И, тем не менее, человеческий слух поразителен. Обычная беседа заставляет молекулы воздуха вибрировать, приводя в движение барабанную перепонку, диапазон колебаний которой составляет всего десять тысячных долей сантиметра, но обладает такой точностью, что мы можем различать все звуки человеческой речи. Мембрана барабанной перепонки способна регистрировать звуки в диапазоне от еле слышимого стука упавшей на пол булавки до громыхания проносящегося мимо скоростного состава, издающего в сотни триллинов раз более громкий звук. Восприимчивость нашего уха как раз такая, какой и должна быть. Если она хотя бы чуть увеличится, то мы постоянно будем слышать звук движущихся молекул воздуха — непрекращающийся свист (некоторые люди испытывают подобный физический недостаток, он может привести к опасным галлюцинациям).

Учащиеся старших классов, изучающие биологию, знают, что происходит, когда барабанная перепонка начинает вибрировать: три малюсенькие косточки, известные под названиями молоточек, наковальня и стремечко, передают вибрацию в среднее ухо. Мне приходилось по роду деятельности иметь дело практически со всеми костями человеческого организма. Скажу прямо: эти три самые малюсенькие косточки — наиболее выдающиеся из всех. В отличие от остальных костей, эти три не изменяются с возрастом — у младенца одного дня от роду они уже развиты в совершенстве. Эти косточки находятся в постоянном, безостановочном движении, так как каждый дошедший до них звук приводит их в действие. Совместными усилиями они увеличивают силу вибрирующего воздействия на барабанную перепонку до такой степени, что она в 20 раз превышает первоначальную величину.

Внутри камеры длиной 2,5 см, известной под названием Кортиев орган[28], сила, возникшая от движения молекул воздуха и преобразованная в механическое вибрирование, наконец превращается в силу турбулентного потока.

Движение трех косточек создает волновые импульсы в вязкой жидкости, содержащейся в герметичном Кортиевом органе. Насколько нам известно, звук находится в полной зависимости от этой сейсмической камеры.
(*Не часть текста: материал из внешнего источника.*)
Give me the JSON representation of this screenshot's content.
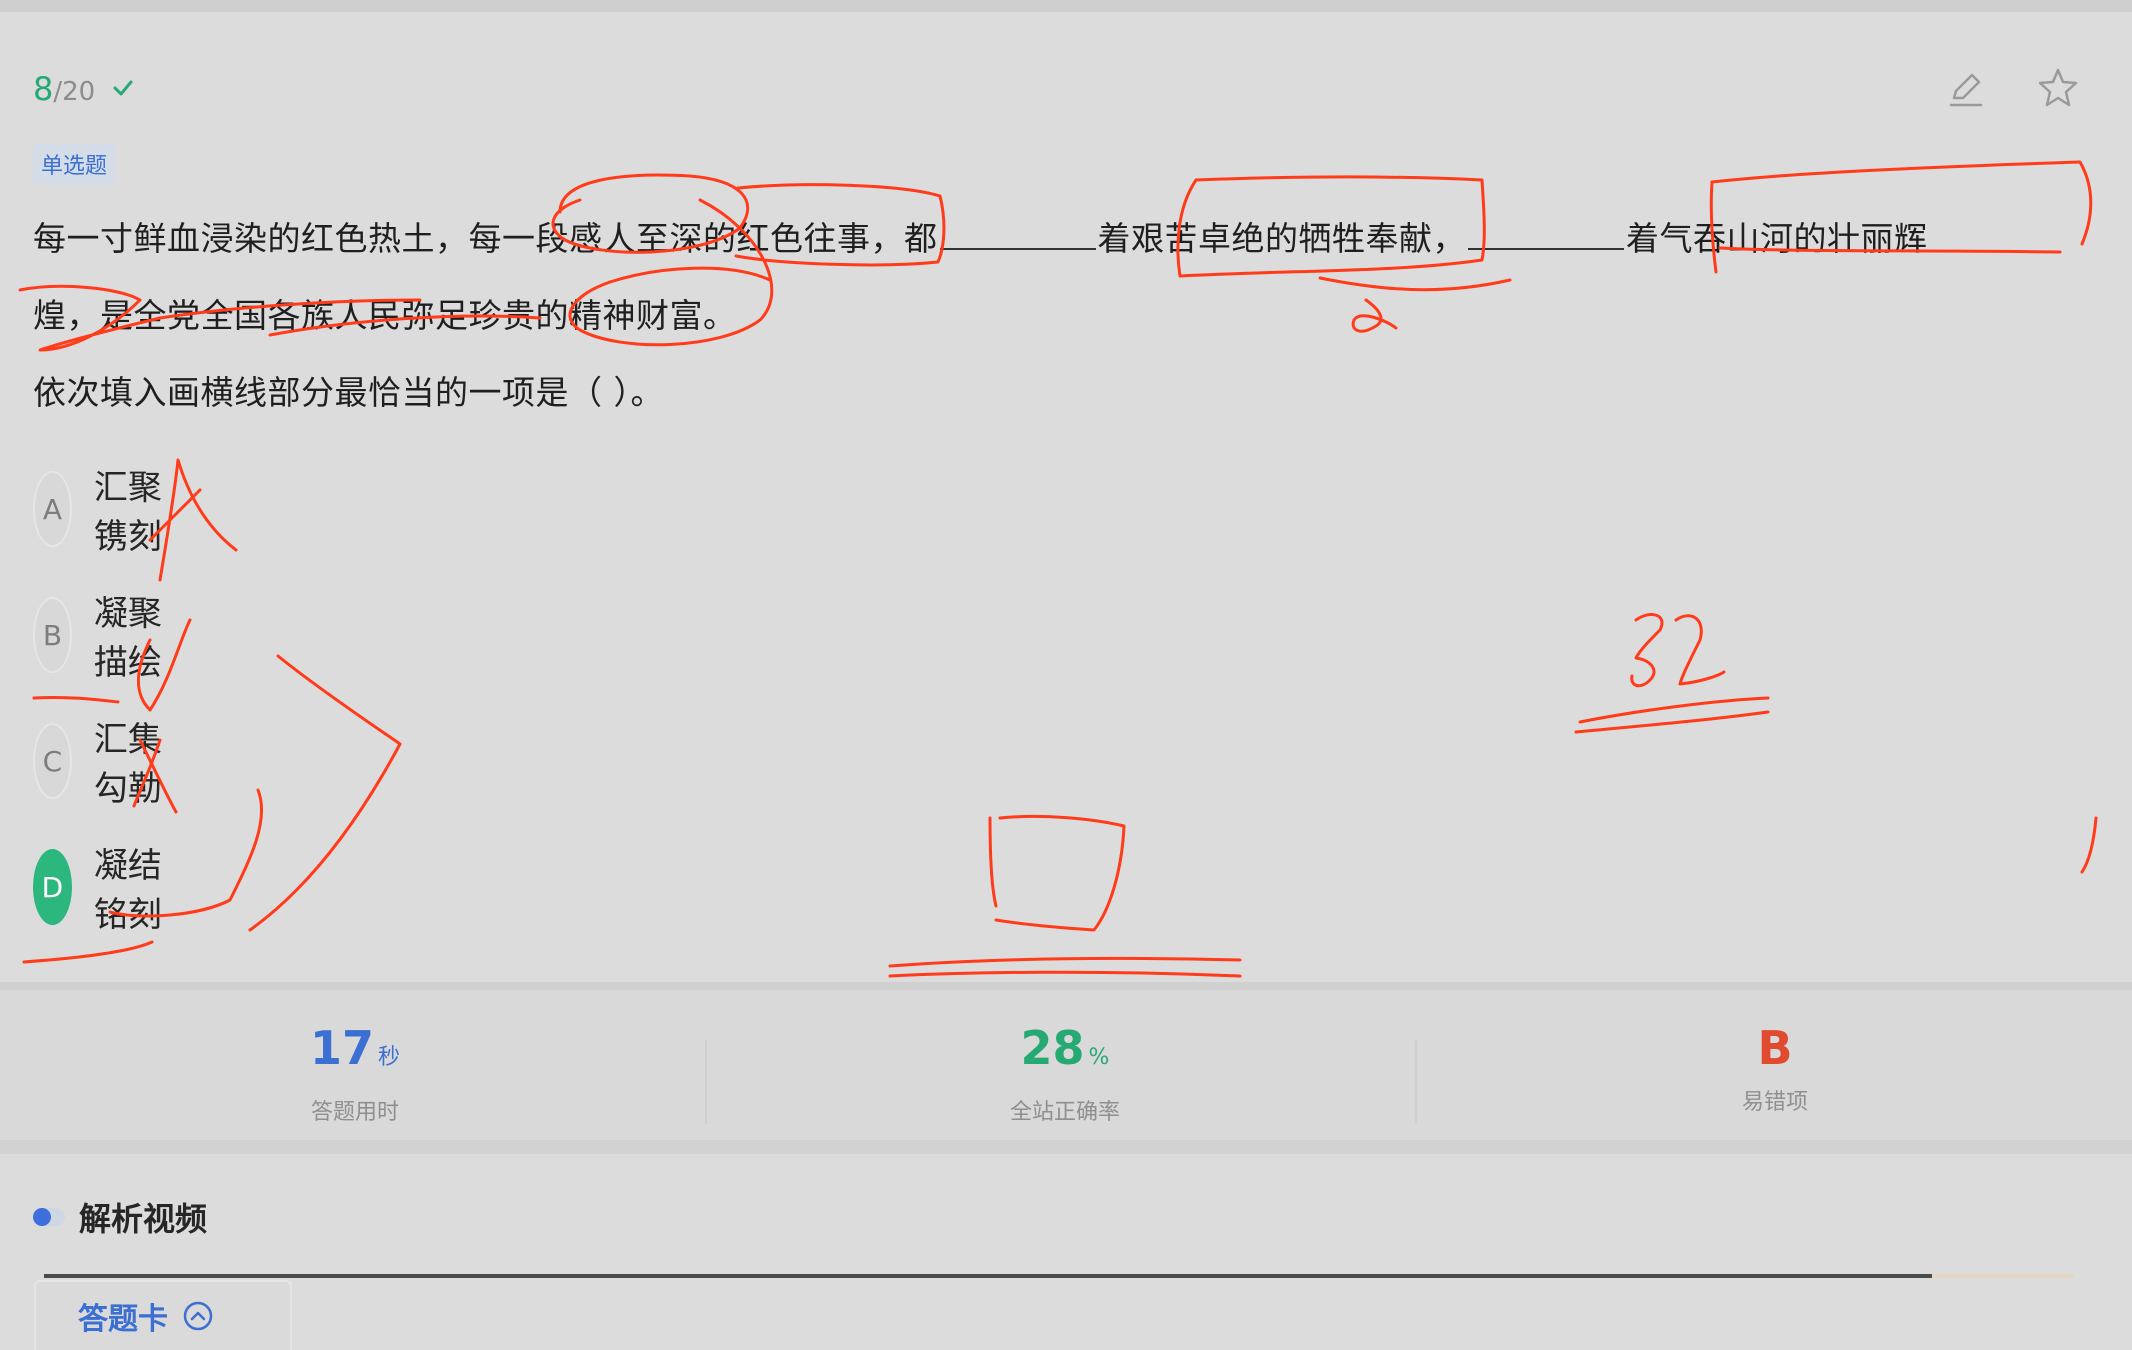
{
  "progress": {
    "current": "8",
    "separator": "/",
    "total": "20"
  },
  "toolbar": {
    "edit_icon": "pencil-icon",
    "favorite_icon": "star-icon"
  },
  "question": {
    "type_label": "单选题",
    "stem_line1_part1": "每一寸鲜血浸染的红色热土，每一段感人至深的红色往事，都",
    "stem_line1_part2": "着艰苦卓绝的牺牲奉献，",
    "stem_line1_part3": "着气吞山河的壮丽辉",
    "stem_line2": "煌，是全党全国各族人民弥足珍贵的精神财富。",
    "prompt": "依次填入画横线部分最恰当的一项是（    ）。"
  },
  "options": [
    {
      "letter": "A",
      "text": "汇聚 镌刻",
      "selected": false
    },
    {
      "letter": "B",
      "text": "凝聚 描绘",
      "selected": false
    },
    {
      "letter": "C",
      "text": "汇集 勾勒",
      "selected": false
    },
    {
      "letter": "D",
      "text": "凝结 铭刻",
      "selected": true
    }
  ],
  "stats": {
    "time_value": "17",
    "time_unit": "秒",
    "time_label": "答题用时",
    "accuracy_value": "28",
    "accuracy_unit": "%",
    "accuracy_label": "全站正确率",
    "error_value": "B",
    "error_label": "易错项"
  },
  "video": {
    "section_title": "解析视频",
    "progress_fraction": 0.93
  },
  "answer_card": {
    "label": "答题卡"
  },
  "colors": {
    "accent_green": "#27a974",
    "accent_blue": "#3b6fd2",
    "error_red": "#e04a2f",
    "ink_red": "#ff3b1a"
  }
}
Как же я различаю два разных звука, таких как занудное жужжание мухи в моей комнате и гул газонокосилки в соседнем квартале? Каждый различимый звук имеет свой «почерк», характеризующийся количеством вибраций в секунду. (Этот процесс можно наглядно продемонстрировать с помощью камертона: если по нему ударить, видно, что его зубцы движутся туда и обратно). Если вы слышите звуковую молекулярную волну частотой, например, в 256 колебаний в секунду, это значит, что вы слышите ноту «си» средней октавы. Обычный человек может различать вибрации от 20 до 20 000 колебаний в секунду.

Внутри Кортиева органа эти вибрации принимаются 25 тысячами клеточек–рецепторов, выстроившихся в ряд. Они напоминают струны огромного пианино, замершие в ожидании того мгновения, когда пианист ударит по клавишам. Через глазок растрового электронного микроскопа эти клетки выглядят точно так же, как стоящие в ряд бейсбольные биты. Каждая клетка рассчитана на прием определенного звука. При получении 256–цикловой вибрации некоторые из этих клеточек выстреливают сигналы в мозг, и я «слышу» ноту «си». Остальные клетки ждут ту частоту, на которую они настроены. Представьте себе хаос, в котором носятся клетки, когда я сижу перед симфоническим оркестром и слушаю одновременно двенадцать нот, а также огромное разнообразие музыкальных «партий» различных инструментов. Человеческое ухо способно различить 300 000 тонов[29].

Что касается мозга, то самым удивительным является следующий факт: когда мы что–то слушаем, сама вибрация не поступает в мозг. Этот процесс напоминает кассету с пленкой, воспринимающей звук не как механическую вибрацию, а как серию электрических и магнитных кодов. Как только вибрация начинает передаваться соответствующей звуковой клеточке–рецептору, направляемое в мозг усилие превращается из механического в электрическое. Тысячи проводочков — нейронов — тянутся от небольшого участка, на котором умещаются 25 ООО клеток, к слуховому отделу мозга. В них звуковые частоты принимаются с последовательностью периодически повторяемых сигналов. То, что мы слышим, зависит от следующих факторов: какие клетки передают данный сигнал, с какой частотой и в сочетании с какими другими клетками. Мозг складывает все полученные сообщения вместе — тогда мы «слышим».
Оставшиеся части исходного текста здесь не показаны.